Lo mejor es comerlo con mămăligă, no hay duda de que no debes comerlo con pan, aunque he visto a gente que lo hace. Con una ensalada ácida o unos pepinos encurtidos rápidos, comes hasta saciarte. Yo creo que también va bien con una copa de vino blanco, algo seco, para cortar un poco con la "pesadez" de los hígados, pero también va bien con cerveza fría, como mencioné antes.
Preguntas frecuentes:
¿Cuánto tiempo deben estar los hígados al fuego? Si los dejas demasiado, se secan y se desmenuzan, no tienen nada que ver con la buena textura. Lo ideal es no dejarlos más de 10-12 minutos, incluyendo la fritura y la evaporación del vino.
¿Puedo poner otros órganos en la receta? Sí, pero no todos funcionan. Corazones y mollejas, como mencioné antes, son adecuados, pero deben hervirse primero, de lo contrario quedan duras. Hígado de cerdo o de res sirve, pero se prepara de otra manera, debe estar en leche antes, de lo contrario es amargo.
¿Si no tengo parmesano? No hay problema, puedes poner queso duro rallado, queso, incluso telemea si no te importa que salga un poco más salado y que no se derrita igual.
¿El vino es obligatorio? No, pero cambia el sabor. Si no quieres o no puedes usar alcohol, añade un chorrito de vinagre de manzana y un poco de caldo claro, para que tenga un poco de acidez.
¿Cómo puedo hacer la receta para más personas? Simple: duplicas o triplicas los ingredientes.
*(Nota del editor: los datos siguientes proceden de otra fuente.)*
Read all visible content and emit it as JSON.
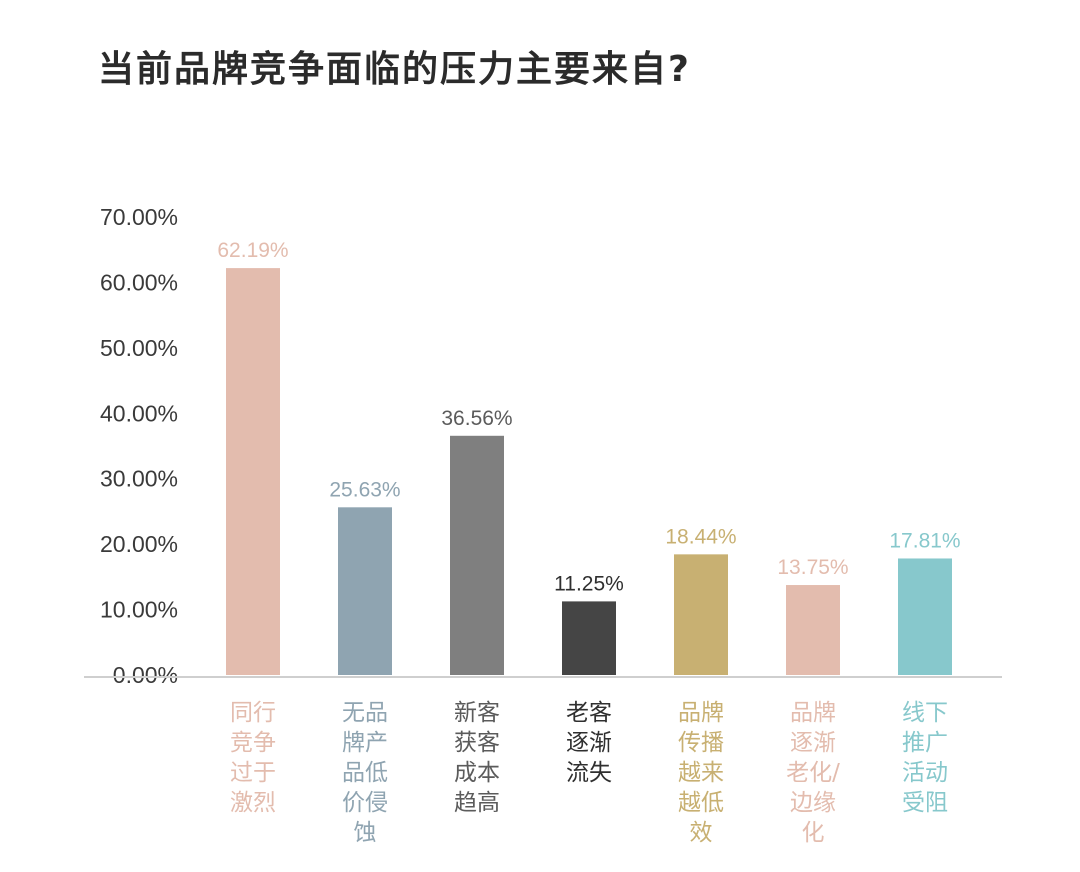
{
  "title": "当前品牌竞争面临的压力主要来自?",
  "chart_data": {
    "type": "bar",
    "categories": [
      "同行竞争过于激烈",
      "无品牌产品低价侵蚀",
      "新客获客成本趋高",
      "老客逐渐流失",
      "品牌传播越来越低效",
      "品牌逐渐老化/边缘化",
      "线下推广活动受阻"
    ],
    "category_lines": [
      [
        "同行",
        "竞争",
        "过于",
        "激烈"
      ],
      [
        "无品",
        "牌产",
        "品低",
        "价侵",
        "蚀"
      ],
      [
        "新客",
        "获客",
        "成本",
        "趋高"
      ],
      [
        "老客",
        "逐渐",
        "流失"
      ],
      [
        "品牌",
        "传播",
        "越来",
        "越低",
        "效"
      ],
      [
        "品牌",
        "逐渐",
        "老化/",
        "边缘",
        "化"
      ],
      [
        "线下",
        "推广",
        "活动",
        "受阻"
      ]
    ],
    "values": [
      62.19,
      25.63,
      36.56,
      11.25,
      18.44,
      13.75,
      17.81
    ],
    "value_labels": [
      "62.19%",
      "25.63%",
      "36.56%",
      "11.25%",
      "18.44%",
      "13.75%",
      "17.81%"
    ],
    "bar_colors": [
      "#e3bcae",
      "#8fa4b1",
      "#7f7f7f",
      "#454545",
      "#c8b072",
      "#e3bcae",
      "#87c8cc"
    ],
    "label_colors": [
      "#e3bcae",
      "#8fa4b1",
      "#5b5b5b",
      "#2f2f2f",
      "#c8b072",
      "#e3bcae",
      "#87c8cc"
    ],
    "yticks": [
      "0.00%",
      "10.00%",
      "20.00%",
      "30.00%",
      "40.00%",
      "50.00%",
      "60.00%",
      "70.00%"
    ],
    "ylim": [
      0,
      70
    ],
    "axis_color": "#cfcfcf",
    "grid": false,
    "legend": "none"
  }
}
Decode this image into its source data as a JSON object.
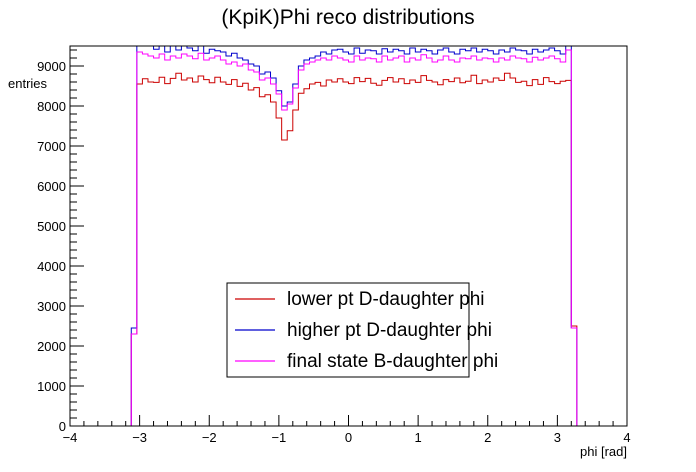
{
  "chart_data": {
    "type": "histogram",
    "title": "(KpiK)Phi reco distributions",
    "xlabel": "phi [rad]",
    "ylabel": "entries",
    "xlim": [
      -4,
      4
    ],
    "ylim": [
      0,
      9500
    ],
    "xticks": [
      -4,
      -3,
      -2,
      -1,
      0,
      1,
      2,
      3,
      4
    ],
    "yticks": [
      0,
      1000,
      2000,
      3000,
      4000,
      5000,
      6000,
      7000,
      8000,
      9000
    ],
    "x_tick_labels": [
      "−4",
      "−3",
      "−2",
      "−1",
      "0",
      "1",
      "2",
      "3",
      "4"
    ],
    "y_tick_labels": [
      "0",
      "1000",
      "2000",
      "3000",
      "4000",
      "5000",
      "6000",
      "7000",
      "8000",
      "9000"
    ],
    "grid": false,
    "legend_position": "bottom-center",
    "bins": {
      "xmin": -4,
      "xmax": 4,
      "nbins": 100
    },
    "series": [
      {
        "name": "lower pt D-daughter phi",
        "color": "#cc0000",
        "values": [
          0,
          0,
          0,
          0,
          0,
          0,
          0,
          0,
          0,
          0,
          0,
          2300,
          8550,
          8680,
          8600,
          8590,
          8720,
          8560,
          8690,
          8820,
          8650,
          8700,
          8600,
          8750,
          8660,
          8580,
          8720,
          8600,
          8540,
          8660,
          8490,
          8570,
          8400,
          8460,
          8230,
          8280,
          8100,
          7700,
          7150,
          7380,
          7900,
          8320,
          8430,
          8550,
          8590,
          8500,
          8650,
          8600,
          8680,
          8600,
          8560,
          8710,
          8610,
          8690,
          8570,
          8520,
          8640,
          8710,
          8600,
          8680,
          8560,
          8650,
          8590,
          8760,
          8640,
          8600,
          8530,
          8660,
          8610,
          8700,
          8580,
          8620,
          8770,
          8560,
          8650,
          8600,
          8700,
          8640,
          8820,
          8700,
          8590,
          8620,
          8510,
          8660,
          8540,
          8710,
          8610,
          8560,
          8620,
          8640,
          2500,
          0,
          0,
          0,
          0,
          0,
          0,
          0,
          0,
          0
        ]
      },
      {
        "name": "higher pt D-daughter phi",
        "color": "#0000cc",
        "values": [
          0,
          0,
          0,
          0,
          0,
          0,
          0,
          0,
          0,
          0,
          0,
          2450,
          9500,
          9500,
          9500,
          9420,
          9500,
          9350,
          9500,
          9400,
          9500,
          9450,
          9380,
          9500,
          9320,
          9420,
          9380,
          9350,
          9250,
          9320,
          9200,
          9150,
          9050,
          9000,
          8800,
          8850,
          8700,
          8380,
          8000,
          8100,
          8550,
          9000,
          9150,
          9200,
          9250,
          9350,
          9300,
          9400,
          9420,
          9350,
          9300,
          9450,
          9320,
          9400,
          9380,
          9300,
          9430,
          9350,
          9420,
          9380,
          9300,
          9450,
          9350,
          9420,
          9380,
          9300,
          9400,
          9450,
          9350,
          9300,
          9420,
          9380,
          9450,
          9350,
          9420,
          9380,
          9300,
          9400,
          9350,
          9450,
          9400,
          9380,
          9300,
          9420,
          9350,
          9400,
          9450,
          9380,
          9300,
          9500,
          2450,
          0,
          0,
          0,
          0,
          0,
          0,
          0,
          0,
          0
        ]
      },
      {
        "name": "final state B-daughter phi",
        "color": "#ff00ff",
        "values": [
          0,
          0,
          0,
          0,
          0,
          0,
          0,
          0,
          0,
          0,
          0,
          2300,
          9350,
          9300,
          9250,
          9200,
          9300,
          9150,
          9250,
          9200,
          9300,
          9250,
          9180,
          9320,
          9150,
          9200,
          9250,
          9150,
          9050,
          9100,
          9000,
          9050,
          8900,
          8850,
          8650,
          8700,
          8550,
          8300,
          7900,
          8050,
          8450,
          8900,
          9050,
          9100,
          9150,
          9200,
          9150,
          9250,
          9200,
          9150,
          9100,
          9250,
          9150,
          9200,
          9180,
          9100,
          9250,
          9150,
          9200,
          9250,
          9100,
          9200,
          9150,
          9280,
          9200,
          9100,
          9150,
          9250,
          9150,
          9100,
          9200,
          9180,
          9250,
          9150,
          9200,
          9180,
          9100,
          9200,
          9150,
          9250,
          9200,
          9180,
          9100,
          9220,
          9150,
          9200,
          9250,
          9180,
          9100,
          9400,
          2450,
          0,
          0,
          0,
          0,
          0,
          0,
          0,
          0,
          0
        ]
      }
    ]
  }
}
Ten cuidado de tener una sartén grande, de lo contrario los hígados se cocinarán por tandas y no es tan cómodo. La mămăligă se hace fácilmente en ollas grandes, pero mezcla enérgicamente para no hacer grumos.
¿Puedo congelar los hígados hechos así? No lo recomiendo, no quedan bien al descongelar, la textura se vuelve desmenuzable y la cebolla se deshace. Es mejor conservar en el refrigerador 1-2 días y calentar al vapor o en el microondas.
Valores nutricionales aproximados, para una porción abundante, serían alrededor de 350-400 kcal (con mămăligă y parmesano). Tienes alrededor de 20-22g de proteína (del hígado y el parmesano), 30g de carbohidratos (sobre todo de la mămăligă) y unos 15g de grasa, dependiendo de cuánto aceite y parmesano hayas puesto. Es una comida bastante equilibrada, especialmente si no pones mucho queso en la mămăligă. Los hígados son una buena fuente de hierro y vitamina A, pero ten cuidado con la sal si tienes problemas de presión, especialmente si también añades parmesano.
Cómo conservar y recalentar: si sobra, pon todo en un recipiente en el refrigerador, aguanta 1-2 días sin problemas. Para recalentar, es mejor al vapor o a fuego bajo, para no secar los hígados, pero también se puede hacer en el microondas si no tienes ganas de ensuciar otra olla. La mămăligă, si se ha endurecido, puedes recalentarla al vapor o hacer bolitas y dorarlas en la sartén, quedan muy bien.
Ingredientes (más o menos lo que uso) y lo que hace cada uno:
- 300g de hígados de pollo – base, fuente de proteína, sabor intenso
- 2 cebollas grandes rojas – dulzura, textura, buena salsa
- 2-3 cucharadas de aceite – fritura, sabor, grasa
- 2-3 dientes de ajo – aroma, un poco de picante agradable
- 100 ml de vino blanco seco – acidez, sabor, realza el gusto del hígado
- sal, pimienta – para dar sabor, sin eso no funciona
- 500 ml de agua – para la mămăligă, aquí no cambio nada
- harina de maíz al gusto – "cuerpo" de la mămăligă, depende de cuán espesa la quieras
- 30-40g de parmesano rallado – sabor, textura ligeramente elástica en la mămăligă, no exageres con la cantidad.
Preparamos el hígado: lo lavamos y secamos, y si es necesario, lo picamos. En una sartén, calentamos el aceite y cuando esté bien caliente, añadimos la cebolla picada finamente. Dejamos que se sofría un poco y luego añadimos el hígado. También agregamos ajo, sal y pimienta. Dejamos freír durante unos minutos. Revolvemos y vertemos el vino. Dejamos que se evapore. Mientras tanto, ponemos agua a hervir para la polenta. Cuando el agua hierve, añadimos un poco de sal y la harina de maíz, teniendo cuidado de no hacer grumos, y mezclamos enérgicamente. Cuando la polenta esté lista, añadimos queso parmesano y mezclamos. Servimos la polenta en una fuente y colocamos el hígado encima. Se sirve caliente.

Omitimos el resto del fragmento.